Register the proxy as an MCP server in any MCP-aware client:

claude mcp add --transport http ai-proxy http://localhost:8000/__proxy/mcp

Available tools: list_recent_requests, get_request_detail, list_conversations, get_conversation, get_stats, get_audit, get_suggestions, get_rules, get_system_metrics, export_digest (and update_rules when MCP_ALLOW_WRITE=true). Now Claude can answer "what's been going through the proxy in the last hour?" or "show me the slowest requests today" by querying the data directly.

---

Screenshots automation

Reproducible UI screenshots via Playwright headless Chromium:

pip install playwright
playwright install chromium
sudo playwright install-deps chromium  # Linux only

python scripts/screenshots.py --url http://localhost:8000/__proxy/ --out docs/screenshots/

Generates 9 PNGs covering every tab plus request detail, conversation detail, and the shadow compare view. See scripts/screenshots.py for options.

---

Security notes

• No authentication built in — bind to 127.0.0.1 for local-only or front with a reverse proxy that handles auth.
• PII redaction is on by default: viewers from a different subnet than the request originator see body/header/preview fields replaced with a placeholder. Loopback viewers always see everything. Tunable via PROXY_REDACT_PII and PROXY_REDACT_SUBNET_BITS.
• Stored data includes full request/response bodies and headers (which means API keys, since they're in headers).

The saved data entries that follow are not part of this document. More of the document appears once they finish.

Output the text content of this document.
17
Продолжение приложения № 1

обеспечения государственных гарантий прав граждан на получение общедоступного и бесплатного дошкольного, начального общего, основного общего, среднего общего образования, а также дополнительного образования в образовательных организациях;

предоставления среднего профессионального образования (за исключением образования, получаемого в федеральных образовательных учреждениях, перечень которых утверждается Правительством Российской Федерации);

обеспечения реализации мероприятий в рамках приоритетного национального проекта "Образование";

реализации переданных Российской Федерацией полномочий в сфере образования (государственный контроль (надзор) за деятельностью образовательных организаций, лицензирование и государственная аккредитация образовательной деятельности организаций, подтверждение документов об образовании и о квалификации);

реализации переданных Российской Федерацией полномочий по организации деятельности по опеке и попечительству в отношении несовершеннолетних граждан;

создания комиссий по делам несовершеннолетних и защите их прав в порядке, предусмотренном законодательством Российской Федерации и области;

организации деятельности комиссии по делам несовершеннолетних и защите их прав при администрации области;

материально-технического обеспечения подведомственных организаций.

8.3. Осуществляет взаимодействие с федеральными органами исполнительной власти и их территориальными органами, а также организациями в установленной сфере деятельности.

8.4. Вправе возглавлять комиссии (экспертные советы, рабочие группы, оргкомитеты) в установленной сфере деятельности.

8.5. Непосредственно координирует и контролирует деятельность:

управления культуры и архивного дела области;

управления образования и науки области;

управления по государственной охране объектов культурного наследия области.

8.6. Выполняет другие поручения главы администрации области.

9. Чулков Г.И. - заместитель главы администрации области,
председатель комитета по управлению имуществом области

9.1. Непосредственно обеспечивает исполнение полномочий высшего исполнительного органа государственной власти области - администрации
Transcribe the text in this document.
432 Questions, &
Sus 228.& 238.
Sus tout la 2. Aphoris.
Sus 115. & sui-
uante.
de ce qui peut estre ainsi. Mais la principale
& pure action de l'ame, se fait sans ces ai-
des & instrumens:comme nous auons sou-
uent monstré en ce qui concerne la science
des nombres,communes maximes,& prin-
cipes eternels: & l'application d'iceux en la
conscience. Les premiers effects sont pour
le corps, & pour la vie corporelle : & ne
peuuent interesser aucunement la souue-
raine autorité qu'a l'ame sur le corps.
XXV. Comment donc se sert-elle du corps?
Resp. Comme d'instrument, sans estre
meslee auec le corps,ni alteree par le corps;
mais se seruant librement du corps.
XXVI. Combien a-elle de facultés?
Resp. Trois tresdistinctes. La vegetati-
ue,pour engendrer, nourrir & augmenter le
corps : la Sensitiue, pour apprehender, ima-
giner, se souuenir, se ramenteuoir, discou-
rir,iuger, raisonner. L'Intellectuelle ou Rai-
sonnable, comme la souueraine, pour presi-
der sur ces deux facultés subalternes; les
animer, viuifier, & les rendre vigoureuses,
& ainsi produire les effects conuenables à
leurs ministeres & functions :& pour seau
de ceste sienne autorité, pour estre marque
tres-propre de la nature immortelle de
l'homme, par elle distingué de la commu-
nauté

The DB lives at PROXY_DB (default ./proxy.db); protect it accordingly.
• Anthropic API keys are stripped from headers when the proxy bridges a request to a non-Anthropic upstream (so they don't leak into Ollama logs).

---

Troubleshooting

• Proxy not starting: check Ollama is running (curl http://localhost:11434), check the port isn't in use (netstat -ano | findstr :8000 on Windows, ss -ltn | grep :8000 on Linux).
• Database errors: delete proxy.db and restart for a fresh DB. Schema migrations run automatically on startup.
• Slow shadow runs on Ollama: see the auditor's OLLAMA_NUM_PARALLEL suggestion in the Audit tab. Each parallel slot is a separate KV-cache; with too few slots, interleaved conversations evict each other and pay full prefill every turn.
• Conversations not grouping: the proxy hashes system + first_user to derive a conversation ID. Per-request volatile content (e.g., timestamps, billing headers) is normalized out automatically; if you find a client that breaks grouping, the normalizer in _normalize_for_cid is the place to extend.
• Tokens missing on Anthropic streams: requires Accept-Encoding: identity to upstream (already forced by the proxy) — older rows from before that fix get repaired automatically by backfill_v5/backfill_v7 migrations on next startup.

---

Status

Active development. Single-file design, SQLite-backed, no build step. Pull requests welcome.